Editor's note: Anglers across the U.S. are buying fishing licenses in record numbers. Following is a story in our new series, Fishing America, representing a slice of American angling pursuits.
For 26 years the Mullen family of Mill Valley, Calif., has made a pilgrimage on the week of the Fourth of July to the Crystal Springs Recreation Area, which lies north of the Desolation Wilderness Area in the high Sierras between the Tahoe National Forest and the El Dorado National Forest.
Their destination is a chain of reservoirs that provides the City of Sacramento with its drinking water, especially Loon Lake. And when they arrive at this hallowed ground, they meet up with four other families that have been doing the same thing for an equal number of years.
John Mullen said that the location was discovered by the father of one of the other four families about 40 years ago. In those days, the area was only accessible by foot, horse, or motorcycle. Today, four-wheel vehicles can take you right to lakeside campgrounds, but the area is still remote and almost never crowded, and thus a perfect getaway.
Running through Crystal Springs is the headwaters of the American River, which has been dammed in a series of reservoirs by the Sacramento Municipal Utility District (SMUD) — Rubicon, Buck Island, Loon Lake, Gerle Creek, and Robbs Peak. These reservoirs hold an abundance of native and stocked rainbow, brown and golden trout, which all five families seek.

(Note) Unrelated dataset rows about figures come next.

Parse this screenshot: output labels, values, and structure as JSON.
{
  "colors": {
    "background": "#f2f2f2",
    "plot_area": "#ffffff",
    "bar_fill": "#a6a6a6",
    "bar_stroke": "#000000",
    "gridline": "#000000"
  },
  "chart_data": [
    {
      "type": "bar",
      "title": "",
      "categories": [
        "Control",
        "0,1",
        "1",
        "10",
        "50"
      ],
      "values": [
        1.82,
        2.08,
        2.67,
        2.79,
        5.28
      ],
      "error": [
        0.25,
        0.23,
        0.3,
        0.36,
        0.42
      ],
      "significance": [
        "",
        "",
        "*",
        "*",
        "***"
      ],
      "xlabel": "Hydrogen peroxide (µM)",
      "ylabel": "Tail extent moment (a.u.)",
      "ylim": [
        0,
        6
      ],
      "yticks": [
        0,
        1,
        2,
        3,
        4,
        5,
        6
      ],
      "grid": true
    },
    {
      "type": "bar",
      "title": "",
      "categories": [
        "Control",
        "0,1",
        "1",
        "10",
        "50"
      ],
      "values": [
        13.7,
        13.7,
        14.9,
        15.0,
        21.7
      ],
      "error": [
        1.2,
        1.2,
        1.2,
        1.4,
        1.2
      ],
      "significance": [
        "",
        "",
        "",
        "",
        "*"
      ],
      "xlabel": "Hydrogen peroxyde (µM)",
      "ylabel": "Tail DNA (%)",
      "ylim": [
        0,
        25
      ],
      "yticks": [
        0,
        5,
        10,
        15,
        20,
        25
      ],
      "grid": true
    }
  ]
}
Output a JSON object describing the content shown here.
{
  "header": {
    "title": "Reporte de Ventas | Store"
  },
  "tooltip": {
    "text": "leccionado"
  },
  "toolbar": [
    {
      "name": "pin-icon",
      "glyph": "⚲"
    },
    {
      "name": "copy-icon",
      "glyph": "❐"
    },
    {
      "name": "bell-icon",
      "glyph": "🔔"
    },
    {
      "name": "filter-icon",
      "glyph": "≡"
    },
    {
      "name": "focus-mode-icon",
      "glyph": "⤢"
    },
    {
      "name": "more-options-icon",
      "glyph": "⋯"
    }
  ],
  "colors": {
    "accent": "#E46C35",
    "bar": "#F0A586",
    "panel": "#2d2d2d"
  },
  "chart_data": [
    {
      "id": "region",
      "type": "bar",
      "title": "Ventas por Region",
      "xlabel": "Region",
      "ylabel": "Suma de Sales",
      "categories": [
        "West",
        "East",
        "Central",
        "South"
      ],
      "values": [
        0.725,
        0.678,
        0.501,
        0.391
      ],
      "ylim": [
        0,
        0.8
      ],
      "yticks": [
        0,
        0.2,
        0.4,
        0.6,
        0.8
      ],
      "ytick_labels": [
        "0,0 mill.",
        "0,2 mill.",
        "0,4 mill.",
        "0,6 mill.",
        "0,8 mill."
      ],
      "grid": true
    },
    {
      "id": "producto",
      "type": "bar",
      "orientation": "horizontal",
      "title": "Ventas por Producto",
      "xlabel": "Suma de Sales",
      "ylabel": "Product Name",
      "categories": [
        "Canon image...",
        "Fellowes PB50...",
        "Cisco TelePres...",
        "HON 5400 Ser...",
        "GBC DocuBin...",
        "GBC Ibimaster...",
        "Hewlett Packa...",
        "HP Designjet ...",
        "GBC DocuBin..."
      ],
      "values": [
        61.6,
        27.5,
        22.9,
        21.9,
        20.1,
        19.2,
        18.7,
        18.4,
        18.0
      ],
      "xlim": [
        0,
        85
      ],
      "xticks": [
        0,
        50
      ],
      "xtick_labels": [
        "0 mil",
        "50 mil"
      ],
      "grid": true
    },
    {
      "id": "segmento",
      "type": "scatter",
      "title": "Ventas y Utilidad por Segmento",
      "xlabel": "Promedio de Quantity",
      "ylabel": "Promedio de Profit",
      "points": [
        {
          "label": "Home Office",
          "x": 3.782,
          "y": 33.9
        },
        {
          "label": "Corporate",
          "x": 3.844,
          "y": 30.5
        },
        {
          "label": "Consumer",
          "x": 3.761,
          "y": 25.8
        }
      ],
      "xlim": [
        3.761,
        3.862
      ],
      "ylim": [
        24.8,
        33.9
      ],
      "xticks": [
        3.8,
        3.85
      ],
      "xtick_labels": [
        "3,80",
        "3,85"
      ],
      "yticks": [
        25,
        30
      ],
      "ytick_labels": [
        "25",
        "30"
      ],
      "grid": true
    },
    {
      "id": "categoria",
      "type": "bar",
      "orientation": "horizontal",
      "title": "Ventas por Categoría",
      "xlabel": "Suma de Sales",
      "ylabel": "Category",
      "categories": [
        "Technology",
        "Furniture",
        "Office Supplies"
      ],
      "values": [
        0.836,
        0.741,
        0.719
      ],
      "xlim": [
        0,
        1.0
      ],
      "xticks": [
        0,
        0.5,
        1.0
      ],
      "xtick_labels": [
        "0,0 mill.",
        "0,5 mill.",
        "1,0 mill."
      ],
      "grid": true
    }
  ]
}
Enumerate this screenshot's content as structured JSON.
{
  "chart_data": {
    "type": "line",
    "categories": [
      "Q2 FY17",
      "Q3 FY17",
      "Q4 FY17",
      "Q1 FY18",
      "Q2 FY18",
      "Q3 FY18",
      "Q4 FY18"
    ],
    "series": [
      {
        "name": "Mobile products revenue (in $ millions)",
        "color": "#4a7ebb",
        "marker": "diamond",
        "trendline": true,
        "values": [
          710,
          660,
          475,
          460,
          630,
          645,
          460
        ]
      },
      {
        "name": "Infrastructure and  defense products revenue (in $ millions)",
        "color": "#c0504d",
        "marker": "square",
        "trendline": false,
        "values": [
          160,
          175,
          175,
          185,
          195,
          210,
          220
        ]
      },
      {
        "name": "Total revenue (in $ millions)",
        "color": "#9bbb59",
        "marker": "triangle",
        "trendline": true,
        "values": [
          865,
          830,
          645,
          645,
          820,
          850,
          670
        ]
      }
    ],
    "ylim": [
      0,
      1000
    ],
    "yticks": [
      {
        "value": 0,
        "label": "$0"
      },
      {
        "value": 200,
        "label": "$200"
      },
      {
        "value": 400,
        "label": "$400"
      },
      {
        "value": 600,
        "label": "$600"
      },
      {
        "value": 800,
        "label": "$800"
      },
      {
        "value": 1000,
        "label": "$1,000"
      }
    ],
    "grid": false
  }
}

"There are not many golden trout," Mullen said. "We've only caught one ever, but we kept trying."
This annual reunion is a serious affair.
"The motors on our boats have been specially tuned to run very slowly," Mullen said. "That helps make for a perfect troll."
The Mullen family uses Shakespeare Ugly Stick rods and Daiwa and Shimano reels, and cowbells spinners, followed by flatfish, Mepps spinners, Busy Bees and Friskie Flies, as well as several special baits created by members of the group that remain secret to only that tribe.
Trolling is the most reliably productive method. Over the years, the Mullens and the other families have located underwater springs, as well as places where pipes from upstream reservoirs pump fresh water into the lower reservoirs. Working those places almost always turns up strikes.
When fish are rising, the family then switches over to vintage fly rods, which were left behind by the previous owner of their home when they moved in. One is an ancient split bamboo pole, another is a Mohawk (the best guess is that they are both at least 50 years old and in good working order).
The biggest brown caught by the Mullen family was taken by Valerie, a sales manager the rest of the year: a German brown 17 ½ inches. Their son, Sean, a defensive end on the Tamalpais High School football team, holds the family best: an 18-inch rainbow.
John Mullen especially enjoys this annual retreat. For the rest of the year, he is the CEO of Promia, Inc., which provides software security to the nation's military.
Even away from the job, "I bring some hi-tech along: my secret weapon," Mullen said with a grin as he produces a Garmin GPS 76S, global positioning device. "It can provide a topographical map of wherever you are. Never get lost with one of these."
It also happens to provide special times when fishing is supposed to be optimal according to periods of the moon. It can be calibrated to anyplace on the planet, and it has worked wherever he has used it as his fisherman's oracle. "Never fails," he insisted.
Long before he took over the reins of Promia, John was a chef, a craft that he still enjoys. In fact, on their annual retreat, he donned his chef hat and took along a smoker for fish caught. The trout are promptly smoked, and then served on toast with a special horseradish and sour cream sauce that John brewed up. It's a recipe that is quite similar to one at an upscale Manhattan restaurant, whose exact name must remain anonymous. An appropriate secret, as after all, John Mullen is in the business of protecting the nation's information security.